When the display isn''t set to fullscreen you have a wider aspect ratio. This resulted in a trimming of the top and bottom, however, instead of a widening of the filed of view. (Pixels were more valuable due to the low resolution, so widening the FoV would mean a shorter maximum viewing distance.) You could get away with this in DooM because the vertical axis wasn''t all too critical (despite it being a key feature at the time.)
Having a wider screen ratio would not distort the image you see in games that have an isometric projection, as they don''t represent an arc of view.

But as Kohai pointed out, in a game that has a projection that is supposed to represent a 45 degree field of view on a current screen looks ok when you sit 2-3 feet from it.
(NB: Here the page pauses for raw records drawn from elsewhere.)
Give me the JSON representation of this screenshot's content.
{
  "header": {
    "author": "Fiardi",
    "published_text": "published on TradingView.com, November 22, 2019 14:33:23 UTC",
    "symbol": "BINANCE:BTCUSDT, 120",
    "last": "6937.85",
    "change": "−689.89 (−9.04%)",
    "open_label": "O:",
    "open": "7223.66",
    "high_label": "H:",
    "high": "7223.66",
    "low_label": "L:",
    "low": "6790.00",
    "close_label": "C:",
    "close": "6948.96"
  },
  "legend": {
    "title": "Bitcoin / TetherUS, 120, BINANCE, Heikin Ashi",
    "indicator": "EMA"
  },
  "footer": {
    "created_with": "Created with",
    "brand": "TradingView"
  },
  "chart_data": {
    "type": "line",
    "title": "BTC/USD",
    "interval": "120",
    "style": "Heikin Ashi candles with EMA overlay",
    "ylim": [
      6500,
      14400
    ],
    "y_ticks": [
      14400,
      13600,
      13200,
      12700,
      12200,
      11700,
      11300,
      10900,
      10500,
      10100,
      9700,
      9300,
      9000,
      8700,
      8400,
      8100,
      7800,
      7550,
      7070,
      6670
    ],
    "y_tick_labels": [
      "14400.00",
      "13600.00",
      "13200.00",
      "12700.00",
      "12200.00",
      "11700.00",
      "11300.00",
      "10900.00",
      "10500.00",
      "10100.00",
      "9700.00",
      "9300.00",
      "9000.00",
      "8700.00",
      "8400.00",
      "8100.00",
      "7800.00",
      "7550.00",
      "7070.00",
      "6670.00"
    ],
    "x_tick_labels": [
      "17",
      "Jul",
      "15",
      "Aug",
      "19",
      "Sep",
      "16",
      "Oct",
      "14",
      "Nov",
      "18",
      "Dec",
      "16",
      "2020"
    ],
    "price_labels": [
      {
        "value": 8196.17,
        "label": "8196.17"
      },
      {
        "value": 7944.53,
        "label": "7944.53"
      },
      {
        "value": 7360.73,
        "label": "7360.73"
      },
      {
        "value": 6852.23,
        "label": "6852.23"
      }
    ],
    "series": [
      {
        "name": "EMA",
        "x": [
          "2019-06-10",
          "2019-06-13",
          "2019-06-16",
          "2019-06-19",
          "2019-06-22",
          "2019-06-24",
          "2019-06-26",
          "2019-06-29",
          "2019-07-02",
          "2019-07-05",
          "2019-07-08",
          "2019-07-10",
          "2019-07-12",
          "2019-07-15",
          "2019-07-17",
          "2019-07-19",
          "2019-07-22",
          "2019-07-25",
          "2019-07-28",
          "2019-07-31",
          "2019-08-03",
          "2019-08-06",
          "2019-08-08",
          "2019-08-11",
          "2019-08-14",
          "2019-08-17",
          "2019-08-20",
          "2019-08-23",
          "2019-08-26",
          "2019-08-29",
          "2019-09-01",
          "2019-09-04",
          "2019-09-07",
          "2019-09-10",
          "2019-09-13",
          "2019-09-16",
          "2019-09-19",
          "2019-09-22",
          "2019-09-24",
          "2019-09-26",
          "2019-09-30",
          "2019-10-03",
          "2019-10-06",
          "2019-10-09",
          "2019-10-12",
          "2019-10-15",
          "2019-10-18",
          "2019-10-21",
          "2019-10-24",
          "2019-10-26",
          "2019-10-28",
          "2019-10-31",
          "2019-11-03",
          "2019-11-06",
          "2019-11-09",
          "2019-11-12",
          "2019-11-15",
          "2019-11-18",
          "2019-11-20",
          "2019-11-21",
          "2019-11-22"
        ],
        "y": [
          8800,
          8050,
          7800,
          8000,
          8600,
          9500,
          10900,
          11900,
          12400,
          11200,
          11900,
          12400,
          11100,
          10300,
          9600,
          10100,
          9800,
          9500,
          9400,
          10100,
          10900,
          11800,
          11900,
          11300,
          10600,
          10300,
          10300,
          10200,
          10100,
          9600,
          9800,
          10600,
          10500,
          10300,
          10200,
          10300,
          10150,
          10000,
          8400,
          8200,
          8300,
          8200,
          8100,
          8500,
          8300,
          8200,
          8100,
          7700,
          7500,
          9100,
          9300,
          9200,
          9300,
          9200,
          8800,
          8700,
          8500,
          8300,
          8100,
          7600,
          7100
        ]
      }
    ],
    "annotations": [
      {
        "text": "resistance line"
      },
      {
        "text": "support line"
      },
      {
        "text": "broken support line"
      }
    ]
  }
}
But when you try to fit a greater field of view into the same width say 60 or 70 degress FOV then you have to move your head much closer to the screen in order for it not to appear distorted, or give you a massive headache.

On a normal monitor with a normal ratio I might rotate my eye 22 degrees to the left to see the left side of the screen, and my eye expects to find an image that represents that angle. If my eye finds an image at that side of the screen that represents a 35 degree angle it will appear distorted. To alleviate this, as Kohai said, I would have to move my head closer to the screen so that the arc through which I rotate my eye to the edge of the screen matches the angle that that screen edge represents.

One symptom of this which had people puzzled farely recently was with the origional battlezone, which had only a 40 degree projection. This was because the screen was so far from the player, as it was mounted in an arcade machine, that it could not support a greater field of view.